Genetic testing at Asper Biogene

Genetic testing services offered by Asper Biogene comply with the highest level quality standards and are certified by Clinical Laboratory Improvement Amendments (CLIA) and ISO 15189:2012. We regularly participate in external quality assurance schemes to maintain the highest level of testing services.

Single mutation analysis

Single mutation analysis for any familial or known mutation.

Single gene sequencing

Sequencing of the entire coding region of any single gene.

Targeted regions sequencing

Targeted regions sequencing includes the analysis of selected hotspot regions in disease associated genes.

Deletion/duplication analysis

Deletion/duplication analysis for the genes listed in our test menu.

Next generation sequencing (NGS) panels

Our testing menu includes a wide variety of carefully constructed NGS panels. Ten essential medical specialities are covered by our clinically relevant, validated, and up-to-date gene panels. NGS panels include the sequencing of entire coding regions plus flanking intronic regions. Likely pathogenic or pathogenic variants are confirmed by Sanger sequencing.

We upgrade the existing gene panels continuously as well as create additional ones based on new scientific knowledge and customer requests. 

Customized NGS panels

In addition to ready-to-use tests, we develop and implement custom-made tests and solutions to meet our customers’ specific needs. 

Existing NGS panels are easily adjustable for your clinical practice and patients’ indications.

For customized NGS panels, fill in the Custom test order form or ask for more information on redesigning solutions for additional panels.

Whole exome sequencing (WES)

WES includes the sequencing of coding regions and their flanking intronic regions in approximately 20,000 genes of the human genome. The coding region represents 1–2% of the human genome but contains approximately 85% of the disease-causing mutations.

WES is an effective option to detect the rare causal variants of Mendelian disorders. Service can be useful for clinicians to diagnose affected patients with conditions that have eluded traditional diagnostic approaches.

Phenotype/diagnosis associated likely pathogenic or pathogenic variants are confirmed by Sanger sequencing.

Whole genome sequencing (WGS)

WGS determines the complete DNA sequence of an individual’s genome, including chromosomal DNA and mitochondrial DNA.

WGS covers the sequencing of the entire coding and non-coding regions of the genome. WGS enables detection of non-coding sequence variants that could be informative in diagnosing genetically and phenotypically heterogeneous or undiagnosed diseases. WGS can reveal the full range of variations, including single nucleotide variations, copy number variations, changes in transposable elements, and structural variations.

Phenotype/diagnosis associated likely pathogenic or pathogenic variants are confirmed by Sanger sequencing.
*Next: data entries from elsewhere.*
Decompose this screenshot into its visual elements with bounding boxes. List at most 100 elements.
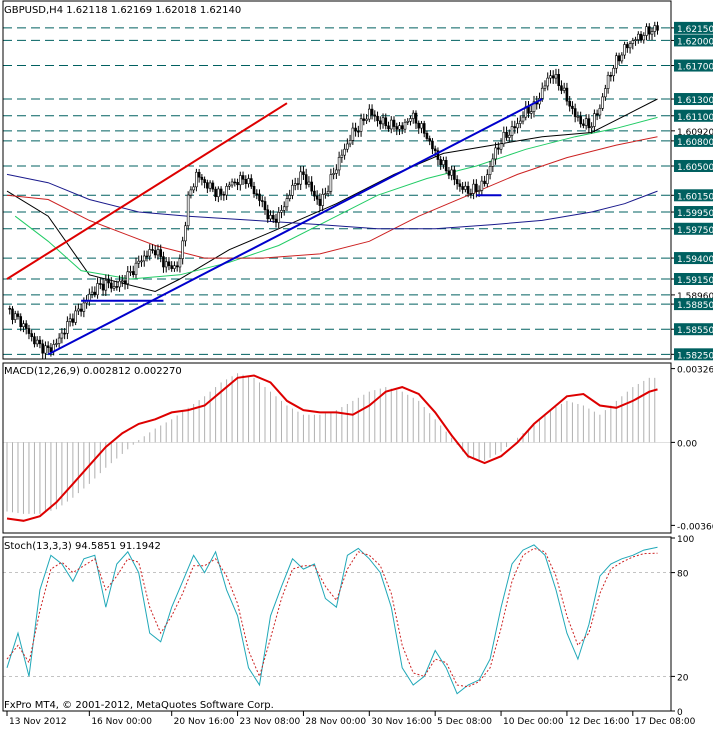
candle-body <box>255 193 259 196</box>
candle-body <box>13 313 17 320</box>
price-label-bg <box>674 348 713 361</box>
candle-body <box>343 148 346 156</box>
candle-body <box>650 31 654 35</box>
moving-average-ma-red <box>6 136 658 259</box>
candle-body <box>455 179 459 185</box>
candle-body <box>148 249 152 257</box>
candle-body <box>516 123 519 129</box>
candle-body <box>142 255 146 262</box>
time-tick-label: 20 Nov 16:00 <box>174 717 235 727</box>
candle-body <box>499 143 503 150</box>
candle-body <box>631 40 635 44</box>
candle-body <box>310 181 313 192</box>
candle-body <box>178 258 182 268</box>
price-frame <box>2 0 672 360</box>
moving-average-ma-navy <box>6 173 658 230</box>
price-tick-label: 1.61300 <box>677 96 713 106</box>
candle-body <box>159 249 163 257</box>
candle-body <box>22 323 25 327</box>
candle-body <box>230 181 234 186</box>
candle-body <box>269 215 272 220</box>
trend-line-upper-channel <box>6 102 288 280</box>
candle-body <box>260 200 264 202</box>
candle-body <box>170 265 173 269</box>
candle-body <box>601 96 604 109</box>
price-label-bg <box>674 272 713 285</box>
candle-body <box>126 271 130 285</box>
candle-body <box>411 112 415 119</box>
candle-body <box>16 313 20 317</box>
price-tick-label: 1.60150 <box>677 192 713 202</box>
candle-body <box>612 67 615 76</box>
candle-body <box>24 323 28 329</box>
candle-body <box>431 140 434 150</box>
price-label-bg <box>674 59 713 72</box>
macd-frame <box>2 362 672 534</box>
candle-body <box>642 35 646 41</box>
candle-body <box>554 74 558 79</box>
candle-body <box>44 345 47 354</box>
candle-body <box>222 194 226 196</box>
time-tick-label: 17 Dec 08:00 <box>635 717 696 727</box>
price-header: GBPUSD,H4 1.62118 1.62169 1.62018 1.6214… <box>4 5 241 16</box>
candle-body <box>576 116 580 118</box>
candle-body <box>425 133 429 139</box>
candle-body <box>115 286 119 288</box>
candle-body <box>219 188 223 195</box>
trend-line-lower-channel <box>47 98 543 356</box>
candle-body <box>129 271 132 273</box>
candle-body <box>532 101 536 112</box>
candle-body <box>617 55 621 62</box>
candle-body <box>41 343 44 354</box>
candle-body <box>175 265 179 268</box>
candle-body <box>568 100 571 107</box>
candle-body <box>565 87 569 102</box>
candle-body <box>233 181 237 184</box>
candle-body <box>461 186 464 190</box>
candle-body <box>590 126 593 129</box>
candle-body <box>378 120 382 125</box>
candle-body <box>579 116 582 125</box>
price-tick-label: 1.59750 <box>677 226 713 236</box>
price-tick-label: 1.60500 <box>677 163 713 173</box>
price-label-bg <box>674 109 713 122</box>
candle-body <box>340 154 344 158</box>
candle-body <box>137 260 141 264</box>
candle-body <box>653 25 657 32</box>
price-tick-label: 1.62000 <box>677 37 713 47</box>
candle-body <box>120 280 124 283</box>
candle-body <box>189 189 193 196</box>
candle-body <box>88 293 91 302</box>
stoch-main-line <box>6 544 658 695</box>
candle-body <box>299 171 302 185</box>
copyright-footer: FxPro MT4, © 2001-2012, MetaQuotes Softw… <box>4 700 274 711</box>
candle-body <box>293 183 297 186</box>
candle-body <box>107 280 110 284</box>
price-panel[interactable] <box>6 21 659 360</box>
macd-panel[interactable] <box>3 373 671 522</box>
candle-body <box>370 108 374 116</box>
candle-body <box>203 179 206 183</box>
price-label-bg <box>674 252 713 265</box>
candle-body <box>447 170 451 176</box>
price-tick-label: 1.61700 <box>677 63 713 73</box>
candle-body <box>131 271 135 276</box>
price-tick-label: 1.59150 <box>677 276 713 286</box>
candle-body <box>359 118 363 132</box>
stochastic-panel[interactable] <box>3 544 671 695</box>
candle-body <box>57 337 61 344</box>
candle-body <box>604 88 607 98</box>
candle-body <box>357 130 360 133</box>
price-label-bg <box>674 134 713 147</box>
candle-body <box>49 347 53 353</box>
candle-body <box>428 138 431 142</box>
candle-body <box>422 123 426 134</box>
candle-body <box>195 171 198 188</box>
stoch-tick-label: 0 <box>677 708 683 718</box>
candle-body <box>373 114 377 117</box>
candle-body <box>395 126 399 130</box>
candle-body <box>326 190 330 194</box>
time-tick-label: 30 Nov 16:00 <box>371 717 432 727</box>
price-tick-label: 1.58960 <box>677 292 713 302</box>
candle-body <box>477 190 481 192</box>
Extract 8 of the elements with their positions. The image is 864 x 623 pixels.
Trio exome or genome sequencing of family members (usually affected child with parents) is highly recommended for faster and more precise identifying of disease-causing mutations and determining the inheritance pattern. In addition to the patient’s phenotype/disease associated variants, incidental findings are reported according to  ACMG recommendations for reporting of incidental findings in clinical exome and genome sequencing.
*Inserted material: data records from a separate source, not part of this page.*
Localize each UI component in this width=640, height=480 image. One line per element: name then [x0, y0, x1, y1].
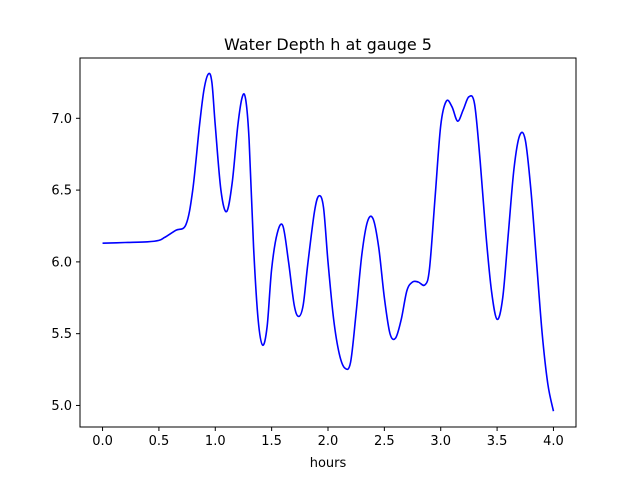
chart-title: Water Depth h at gauge 5: [224, 35, 432, 54]
y-tick-label: 5.0: [51, 399, 72, 414]
x-tick-label: 0.0: [92, 434, 113, 449]
y-axis: 5.0 5.5 6.0 6.5 7.0: [51, 112, 80, 414]
series-line: [102, 72, 555, 412]
plot-area: 0.0 0.5 1.0 1.5 2.0 2.5 3.0 3.5 4.0 5.0 5.5 6.0 6.5…: [51, 57, 577, 449]
x-tick-label: 3.5: [487, 434, 508, 449]
x-tick-label: 1.5: [261, 434, 282, 449]
y-tick-label: 6.0: [51, 255, 72, 270]
x-tick-label: 2.0: [318, 434, 339, 449]
x-tick-label: 3.0: [430, 434, 451, 449]
y-tick-label: 6.5: [51, 184, 72, 199]
x-axis-label: hours: [310, 456, 347, 471]
x-tick-label: 2.5: [374, 434, 395, 449]
x-tick-label: 1.0: [205, 434, 226, 449]
x-tick-label: 4.0: [543, 434, 564, 449]
plot-frame: [79, 57, 577, 428]
x-axis: 0.0 0.5 1.0 1.5 2.0 2.5 3.0 3.5 4.0: [92, 427, 564, 449]
x-tick-label: 0.5: [149, 434, 170, 449]
plot-background: [80, 58, 576, 427]
y-tick-label: 7.0: [51, 112, 72, 127]
y-tick-label: 5.5: [51, 327, 72, 342]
Bioinformatic analysis and interpretation of customer’s genetic data

Asper Biogene’s qualified geneticists analyze and interpret your sequencing data, deletion/duplication analysis results etc.

Ask for a customized solution from our experienced team to facilitate your clinical practice.

Results report

Our results report contains detailed information on the detected variants, including bioinformatics analysis, biological interpretation, comprehensive clinical interpretation and recommendations for follow-up analyses. Rare and known pathogenic variants are assessed and classified according to the standards and guidelines of the American College of Medical Genetics and Genomics and the Association for Molecular Pathology. Confirmation of likely pathogenic or pathogenic variants is performed by Sanger sequencing.